Depois da saída de Miguel Relvas do Governo, os ataques centraram-se em Vítor Gaspar.
Era previsível. Mas não deixa de ser ridículo. Compreendo que os colegas de Gaspar no Governo o detestem.
Que Álvaro Santos Pereira, Paulo Macedo, Paula Teixeira da Cruz, Nuno Crato ou Miguel Macedo não possam com ele, e que os ministros do CDS o considerem o inimigo número um.
Não é possível gostar de um colega de equipa que lhes nega, uma após outra, as pretensões, dizendo friamente: «Não há dinheiro!».
Não é possível gostar de um colega de equipa que lhes nega, uma após outra, as pretensões, dizendo friamente: «Não há dinheiro!».
Ou que os obriga a fazer cortes que já não se limitam às gorduras mas à própria carne.
Também compreendo que muitos portugueses não gostem dele – porque o vêem como o cobrador de impostos, o homem do fraque.
Quem não se lembra dos ódios que suscitava, dentro e fora do Governo, Manuela Ferreira Leite quando era ministra das Finanças de Durão Barroso?
E das pressões que teve de suportar o ministro das Finanças de Sócrates, Teixeira dos Santos, não apenas dos outros ministros mas do próprio primeiro-ministro (que não queria que ele revelasse a verdadeira situação do país, chegando ao ponto de cortar relações com ele e não voltar a dirigir-lhe a palavra)?
Este período está muito bem descrito no livro Resgatados,de David Dinis e Hugo Filipe Coelho.
Por definição, o ministro das Finanças é o mau da fita.
Tem um papel ingrato, do qual ninguém gosta, porque é muito desagradável estar constantemente a dizer que não.
Mas alguém tem de desempenhar este papel – sob o risco de os países irem à falência.
Entretanto, se é natural que os companheiros do Executivo e muitos portugueses não gostem de Vítor Gaspar, já compreendo menos bem as críticas de muitos comentadores.
Porque eles sabem (ou deviam saber) que a grande luta que Portugal trava neste momento é entre a ‘exigência’ e o ‘facilitismo’.
Durante muito tempo vivemos sob o signo do facilitismo, gastando muito mais do que podíamos, e a partir de agora temos de viver sob o signo da exigência.
E quem será o primeiro guardião da exigência?
Por natureza do cargo, tem de ser o ministro das Finanças.

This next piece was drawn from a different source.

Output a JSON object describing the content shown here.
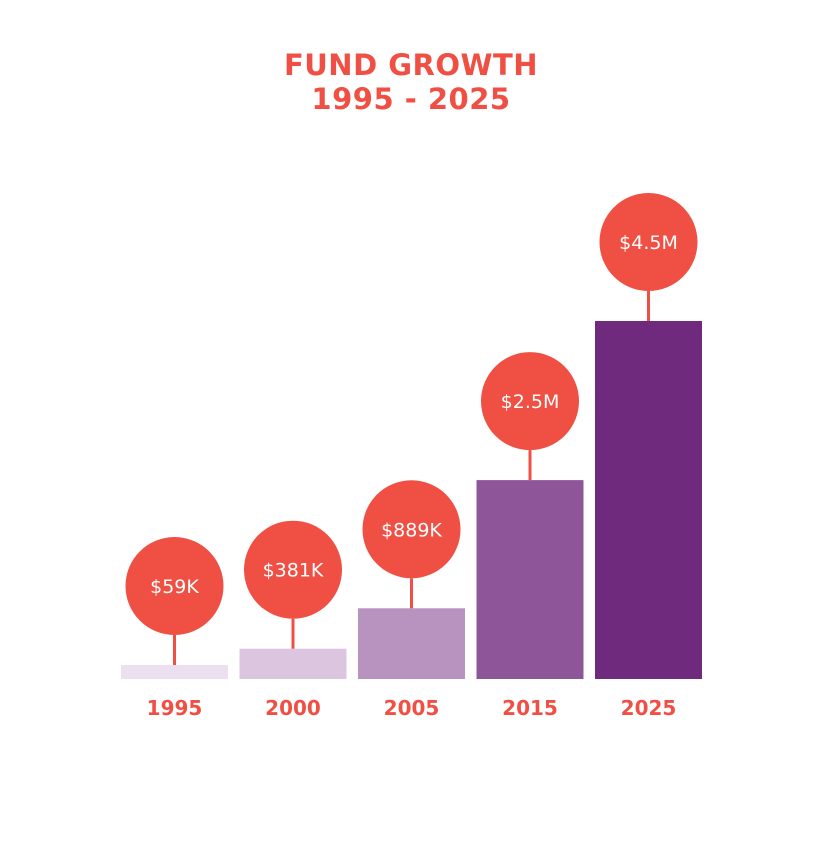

Para o bem e para o mal, o rosto da exigência em Portugal, neste momento, é Vítor Gaspar.
Mas há mais. Como gestor das finanças públicas, o titular da pasta das Finanças é o guardião do nosso dinheiro.
E ninguém gosta que o seu dinheiro seja mal gasto.
Portanto, quando se diz que Gaspar é um sovina, é um forreta, é um unhas-de-fome, isso deveria ser visto como um elogio e não como uma crítica.
Criticado deveria ser o ministro se fosse um mãos-largas, um esbanjador, não cuidando devidamente de um dinheiro que resulta da contribuição de todos nós.
Que muitos cidadãos não vejam esta evidência, ainda se compreende.
Mas que os comentadores não o entendam, é mais difícil de perceber.
Dizer ou escrever que o ministro das Finanças deve sair por ser ‘impopular’ é uma coisa perfeitamente ridícula.
O ódio aos ministros das Finanças, em todo o mundo e em todas as épocas, é dos livros.
O ministro das Finanças é, por definição, impopular – e, quando tal não acontece, é caso para desconfiar.
Cavaco Silva sabe-o melhor que ninguém, até porque já ocupou o cargo.
Por isso, tem pedido a Gaspar para se manter no seu posto.
O Presidente tem a perfeita noção de que a saída de Gaspar do Governo seria um sinal péssimo, do ponto de vista interno e externo.
Do ponto de vista interno, equivaleria a dizer: «Agora, que o tipo foi corrido, já podemos gastar à vontade».
Do ponto de vista externo, levantaria a suspeita: «Por que razão os tipos mandaram embora um ministro duro e exigente? Quererão voltar ao passado de facilitismo e esbanjamento?».
E isto seria especialmente grave numa altura em que a troika está com um pé no estribo para sair do país, e
Portugal precisa de voltar aos mercados.
Aliás, o resultado da emissão de dívida da semana passada mostra que o país está no rumo certo.